Richard Buery is a Public Service Fellow at the NYU Wagner Graduate School of Public Service and served as Distinguished Visiting Urbanist during the Spring of 2019. He is also a Senior Fellow at the GovLab at NYU, where he advises on projects relating to cities and non-profits, a partner at the Perception Institute, and a distinguished Visiting Professor at NYU’s Tandon School of Engineering.
Richard is President of Achievement First, a network of 37 public charter schools providing an excellent education to 15,000 students across New York, Connecticut and Rhode Island. He manages the organization’s internal operations and external relations, and his core responsibilities include strategic planning, talent recruitment and development, school operations, information technology and data systems, post-secondary programs, community outreach, fundraising, and board relations. He came to Achievement First from the KIPP Foundation, where he serves as Chief of Policy & Public Affairs for a national network of over 224 college-preparatory, public charter schools in 20 states and the District of Columbia educating nearly 100,000 early childhood, elementary, middle, and high school students.

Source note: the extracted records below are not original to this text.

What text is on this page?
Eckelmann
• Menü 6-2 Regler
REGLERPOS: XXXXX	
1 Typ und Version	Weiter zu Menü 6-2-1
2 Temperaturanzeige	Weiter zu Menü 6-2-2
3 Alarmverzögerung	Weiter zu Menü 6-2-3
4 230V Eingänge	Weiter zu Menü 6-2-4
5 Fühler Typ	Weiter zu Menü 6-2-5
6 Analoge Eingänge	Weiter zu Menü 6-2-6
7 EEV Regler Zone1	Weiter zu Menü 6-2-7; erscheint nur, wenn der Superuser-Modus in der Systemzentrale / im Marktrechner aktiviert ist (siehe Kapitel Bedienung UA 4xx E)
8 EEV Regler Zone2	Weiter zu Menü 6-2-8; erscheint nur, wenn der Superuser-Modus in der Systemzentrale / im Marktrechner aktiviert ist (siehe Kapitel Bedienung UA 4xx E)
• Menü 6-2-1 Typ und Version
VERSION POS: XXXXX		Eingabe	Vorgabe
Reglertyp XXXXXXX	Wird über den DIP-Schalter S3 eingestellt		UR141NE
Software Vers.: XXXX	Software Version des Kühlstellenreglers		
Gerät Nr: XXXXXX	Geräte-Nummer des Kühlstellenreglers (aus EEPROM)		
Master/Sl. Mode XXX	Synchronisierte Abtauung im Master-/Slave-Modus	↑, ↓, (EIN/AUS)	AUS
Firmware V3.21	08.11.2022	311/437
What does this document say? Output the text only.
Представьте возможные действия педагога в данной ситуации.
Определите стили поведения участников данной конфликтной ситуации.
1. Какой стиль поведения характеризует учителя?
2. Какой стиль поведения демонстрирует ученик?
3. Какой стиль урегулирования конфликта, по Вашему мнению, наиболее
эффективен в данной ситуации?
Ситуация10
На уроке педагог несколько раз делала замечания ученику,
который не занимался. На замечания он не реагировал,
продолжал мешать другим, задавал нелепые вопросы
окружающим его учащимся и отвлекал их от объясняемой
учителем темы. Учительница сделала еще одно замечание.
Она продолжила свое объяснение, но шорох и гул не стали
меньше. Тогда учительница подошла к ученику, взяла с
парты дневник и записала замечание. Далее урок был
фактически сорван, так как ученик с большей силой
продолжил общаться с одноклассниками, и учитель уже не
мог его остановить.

Richard previously served as deputy mayor for strategic policy initiatives in the administration of New York City Mayor Bill de Blasio. He managed some of the City’s most successful initiatives, including Pre-K for All, which for the first time offers free, full-day Pre-K for every 4-year old in NYC, increasing enrollment from 19,000 to 70,000 children in 18 months and launching its expansion to 3-year olds; School's Out NYC, offering free afterschool programs to every middle schooler in NYC; ThriveNYC, a comprehensive effort to improve New Yorkers’ mental health, and the Community Schools Initiative, creating 215 new community school service partnerships during the first term, more than the double the number the Mayor initially pledged to create. He managed a range of city agencies, including the Departments of Probation, Aging, Youth and Community Development, People with Disabilities, and Immigrant Affairs. As leader of the NYC Young Men’s Initiative, he created NYC Men Teach, a historic effort to recruit 1,000 men of color to become public school teachers. He also led the creation of the New York City Children’s Cabinet, the Department of Veterans Affairs, and the Mayor’s Office of Minority and Women Business Enterprises. Under his leadership, the City exceeded $1 billion of spending with M/WBEs for the first time in its history, double the annual spend before Mayor de Blasio took office. He also managed the City's relationship with the 250,000 student City University of New York System, managing significant investments that improved college persistence for NYC students.
While in college, Richard founded the Mission Hill Summer Program in a Roxbury, Massachusetts housing development, and went on to teach fifth grade at an orphanage in Bindura, Zimbabwe. After serving as a staff attorney at the Brennan Center for Justice at NYU School of Law, Richard co-founded iMentor, a national college access program which empowers low-income first-generation high school students to graduate college, and Groundwork, supporting the educational aspirations of Brooklyn public housing residents. He was the first African-American CEO of the Children’s Aid Society, one of the nation's oldest and largest youth serving organizations, and the youngest leader since its founding in 1853. At Children’s Aid, he expanded early childhood programs, opened a state of the art community health clinic, and co-founded South Bronx Rising Together, a network of neighborhood residents and program providers collaborating to build pathways of success for youth from cradle through college, and the Children’s Aid College Prep Charter School, providing students a rigorous instructional program supported by expanded learning opportunities and a comprehensive set of student support services.
A 2016 Pahara-Aspen Institute Education Fellow, and a 2012 Fellow of the British American Project, he was named one of Ebony Magazine’s “30 under 30,” and Crain’s “40 under 40,” and received the Extraordinary Black Man Award for Humanitarianism from the United Negro College Fund. He has taught social entrepreneurship and nonprofit financial management at the Baruch College School of Public Affairs and New York Law School, and serves on the boards of the Kresge Foundation, iMentor, and New York City Head Start.
Richard is a graduate of Yale Law School and Harvard College.